The products can reach the warehouse only in a given timeframe. There is no way to gradually increase the conveyor speed. If it takes the motor a very short time to accelerate, the boxes may fall off the conveyor because of the accelerating forces. We will look at several factors that lead to the use of a variable-speed drive: efficiency gains, process changes and improvements, and system coordination.
Efficiency Gains
We may view the system in Figure 1-1 as very inefficient. We are locked into whatever efficiencies the motor can provide, given a somewhat variable amount of loading. If the motor in Figure 1-1 happened to be an alternating current (AC) motor, typically, the following would be true:
1. The more load on a motor, the more efficient that motor is.
2. The higher the motor’s horsepower (HP) rating, the higher the efficiency.
3. The higher the operating speed, the more efficient the motor.
We will cover the physical makeup of AC and direct current (DC) motors in more detail in topic 3. For now, we will use an AC motor to explain the effects of efficiency on the total system.
As seen in Figure 1-2, efficiencies vary as indicated above.
Figure 1-2. Typical AC motor efficiencies
If the conveyor motor happened to be 1 HP, we may expect to see only 70% efficiency, at 75-100% motor load. (% Efficiency = output power -f-input power x 100). By strict definition, the 1-HP AC conveyor motor would be operating at a 30% loss at 75-100% motor load.

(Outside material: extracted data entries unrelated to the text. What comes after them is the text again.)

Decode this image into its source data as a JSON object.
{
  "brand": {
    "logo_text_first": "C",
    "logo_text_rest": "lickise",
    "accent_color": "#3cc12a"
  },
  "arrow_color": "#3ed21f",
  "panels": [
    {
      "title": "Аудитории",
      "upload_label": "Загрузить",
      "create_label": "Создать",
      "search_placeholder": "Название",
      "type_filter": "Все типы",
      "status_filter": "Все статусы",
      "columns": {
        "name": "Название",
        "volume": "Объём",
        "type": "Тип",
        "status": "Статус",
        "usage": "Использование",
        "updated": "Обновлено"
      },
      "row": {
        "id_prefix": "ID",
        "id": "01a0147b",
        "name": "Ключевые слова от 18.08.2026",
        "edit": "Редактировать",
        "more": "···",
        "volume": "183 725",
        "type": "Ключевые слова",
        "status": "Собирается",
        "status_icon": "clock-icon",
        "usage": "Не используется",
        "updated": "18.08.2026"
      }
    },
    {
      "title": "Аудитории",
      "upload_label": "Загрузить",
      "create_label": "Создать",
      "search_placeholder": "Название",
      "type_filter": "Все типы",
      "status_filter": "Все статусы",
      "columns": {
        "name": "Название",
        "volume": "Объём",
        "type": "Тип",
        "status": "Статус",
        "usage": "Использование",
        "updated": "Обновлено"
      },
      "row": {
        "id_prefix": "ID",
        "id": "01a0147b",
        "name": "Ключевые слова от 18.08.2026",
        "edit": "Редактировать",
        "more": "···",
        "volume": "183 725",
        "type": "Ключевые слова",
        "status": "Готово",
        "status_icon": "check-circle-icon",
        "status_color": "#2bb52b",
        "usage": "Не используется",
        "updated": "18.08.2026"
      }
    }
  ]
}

Figure 1-3 indicates AC drive and motor efficiencies at various speeds.
Figure 1-3. AC drive and motor efficiencies
Figure 1-3 shows an example of a 2-HP system. In this example, if we added a variable-speed AC drive, our efficiency of this constant torque (CT) system would be in the range of 80-90% when the conveyor is operated at 60% speed or higher. A conveyor is labeled a constant torque load and is indicated by a CT on the graphs.

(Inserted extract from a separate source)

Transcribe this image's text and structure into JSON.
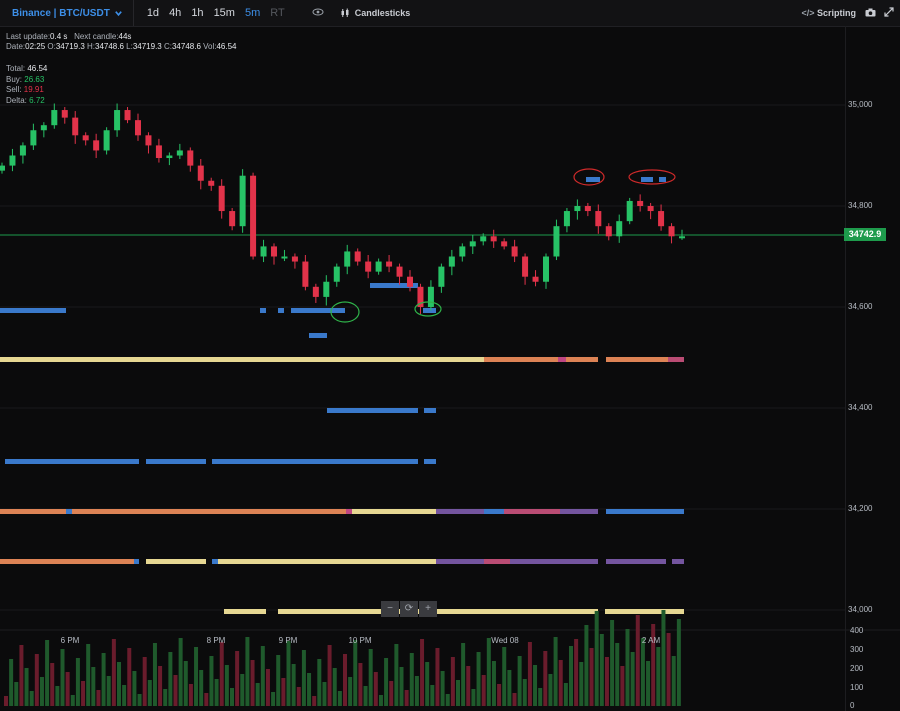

It should be noted that the AC drive is an efficient means of varying the speed of an AC motor. Its 5-10% losses are attributed to thermal losses because of the alternating current’s switching of power devices several thousand times per second. Variable-speed output from a drive has a direct impact on the total system efficiency. A manufacturer can operate the production equipment at the most efficient speed and load point—if drive and motor efficiencies are known.
Process Changes and Improvements
As previously indicated, in a fixed system there is no way to vary the speed of the conveyor. A fixed system will not allow for changes in the process or production cycle. Some manufacturing circumstances may require a slow speed, others, a faster pace.
The same conveyor system is used in processes such as baking. Figure 1-4 illustrates the same type of conveyor, with the addition of an industrial oven.
Certain materials may require a longer baking cycle because of thickness. If a fixed-speed motor is used, only one type of material could be processed in this system. To stay competitive, many companies require flexibility in manufacturing. A variable-speed system is often necessary to change production cycle times and increase capacity.
Figure 1-4. Industrial oven used in production
System Coordination
The system shown in Figure 1-4 is typical of many manually operated processes. An operator turns on the system and turns it off for maintenance or at the completion of the production cycle. However, in an age of increased flexibility requirements, few processes are manually operated. Production cycles are constantly monitored by some type of computer system.
Computer systems will automatically oversee the process and correct for load fluctuations, material density, and size requirements. In industrial processes, the use of PLCs (programmable logic controllers) is typical. Programmable logic controllers are beyond the scope of this topic, but will be addressed at various points. Figure 1-5 illustrates a conveyor system that is manually operated by a control station.
Figure 1-5. Manually controlled conveyor system
Programmable logic controllers work effectively in place of the manually controlled operator station. Automatic control of the motor could therefore be accomplished, but only STOP and START control, in this case. Variable-speed drives would be effective in providing the flexibility and control needed by motors to meet almost any application requirements.